Le plancher chauffant-rafraîchissant n’est plus réservé au neuf : les systèmes minces, 3 à 6 cm de rehausse au lieu des 10 cm d’une chape traditionnelle, l’ont fait entrer en rénovation. Couplé à une pompe à chaleur réversible, le même sol chauffe l’hiver et rafraîchit l’été. Ce que ça coûte, ce que ça change, et les deux pièges techniques du rafraîchissement par le sol.
L’essentiel
- En rénovation, les systèmes minces ajoutent 3 à 6 cm de rehausse pour 100 à 150 € par m² posé constatés.

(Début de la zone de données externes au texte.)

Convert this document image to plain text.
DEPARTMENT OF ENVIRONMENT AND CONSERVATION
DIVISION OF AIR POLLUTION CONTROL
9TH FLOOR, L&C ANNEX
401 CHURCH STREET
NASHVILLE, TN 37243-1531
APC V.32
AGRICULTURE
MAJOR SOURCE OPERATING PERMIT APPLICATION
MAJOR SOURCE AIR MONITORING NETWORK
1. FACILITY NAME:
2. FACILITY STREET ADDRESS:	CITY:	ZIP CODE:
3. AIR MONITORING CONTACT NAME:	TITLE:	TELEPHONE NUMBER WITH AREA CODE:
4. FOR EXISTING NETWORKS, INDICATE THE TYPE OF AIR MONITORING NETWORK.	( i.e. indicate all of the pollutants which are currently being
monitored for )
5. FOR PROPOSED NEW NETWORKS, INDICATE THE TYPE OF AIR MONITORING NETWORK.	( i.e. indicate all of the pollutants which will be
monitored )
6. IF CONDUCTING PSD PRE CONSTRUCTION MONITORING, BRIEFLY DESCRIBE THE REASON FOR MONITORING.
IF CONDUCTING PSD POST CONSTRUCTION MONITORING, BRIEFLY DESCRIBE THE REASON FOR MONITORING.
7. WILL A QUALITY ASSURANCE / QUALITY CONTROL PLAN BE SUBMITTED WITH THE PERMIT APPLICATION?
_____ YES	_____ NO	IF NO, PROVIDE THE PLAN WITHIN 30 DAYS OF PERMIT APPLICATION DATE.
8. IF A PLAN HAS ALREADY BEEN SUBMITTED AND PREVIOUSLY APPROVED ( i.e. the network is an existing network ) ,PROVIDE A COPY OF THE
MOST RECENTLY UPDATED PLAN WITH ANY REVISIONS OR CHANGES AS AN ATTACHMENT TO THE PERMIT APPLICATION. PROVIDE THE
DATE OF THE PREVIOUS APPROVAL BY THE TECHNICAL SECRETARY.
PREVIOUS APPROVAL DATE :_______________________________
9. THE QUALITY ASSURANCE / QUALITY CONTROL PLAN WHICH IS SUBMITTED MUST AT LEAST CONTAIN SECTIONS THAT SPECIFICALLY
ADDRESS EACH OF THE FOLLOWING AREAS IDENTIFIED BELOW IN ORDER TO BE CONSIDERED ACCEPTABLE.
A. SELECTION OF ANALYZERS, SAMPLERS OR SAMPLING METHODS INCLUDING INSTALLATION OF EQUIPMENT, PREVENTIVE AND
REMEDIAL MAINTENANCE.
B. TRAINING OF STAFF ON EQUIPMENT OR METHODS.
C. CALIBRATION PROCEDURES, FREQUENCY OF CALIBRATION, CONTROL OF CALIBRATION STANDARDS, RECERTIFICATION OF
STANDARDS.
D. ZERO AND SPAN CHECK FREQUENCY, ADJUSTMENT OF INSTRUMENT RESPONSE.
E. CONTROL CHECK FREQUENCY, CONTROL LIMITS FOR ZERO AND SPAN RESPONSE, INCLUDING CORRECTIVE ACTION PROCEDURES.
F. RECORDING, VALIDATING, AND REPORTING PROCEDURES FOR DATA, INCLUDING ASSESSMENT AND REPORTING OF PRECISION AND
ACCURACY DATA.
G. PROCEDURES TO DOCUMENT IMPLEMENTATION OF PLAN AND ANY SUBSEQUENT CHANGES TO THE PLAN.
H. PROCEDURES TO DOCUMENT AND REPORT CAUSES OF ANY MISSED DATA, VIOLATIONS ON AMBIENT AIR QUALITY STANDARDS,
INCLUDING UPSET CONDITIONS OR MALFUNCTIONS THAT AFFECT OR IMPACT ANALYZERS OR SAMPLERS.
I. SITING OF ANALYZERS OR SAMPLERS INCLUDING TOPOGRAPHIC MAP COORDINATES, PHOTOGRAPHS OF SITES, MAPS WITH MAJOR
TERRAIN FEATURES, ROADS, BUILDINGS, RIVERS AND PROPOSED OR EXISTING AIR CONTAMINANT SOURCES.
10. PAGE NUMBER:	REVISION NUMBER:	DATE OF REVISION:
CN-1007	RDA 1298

- L’été, l’eau circule à 18-20 °C et abaisse la maison de 3 à 5 °C : un rafraîchissement doux, silencieux, sans soufflage.
- La PAC air-eau réversible qui l’alimente ouvre droit à MaPrimeRénov’ 5 000, 4 000 ou 3 000 € selon revenus + CEE + TVA 5,5 % (barème au 23/07/2026).
- Le garde-fou technique : la régulation doit surveiller le point de rosée, sous peine de condensation au sol.
Peut-on installer un plancher chauffant-rafraîchissant en rénovation ? Oui, grâce aux systèmes minces à plots ou à rainurer (3 à 6 cm de rehausse, 100 à 150 € par m²), posés sur la dalle existante pièce par pièce. Alimenté par une PAC réversible, le sol chauffe à basse température l’hiver et rafraîchit de 3 à 5 °C l’été, sans un bruit.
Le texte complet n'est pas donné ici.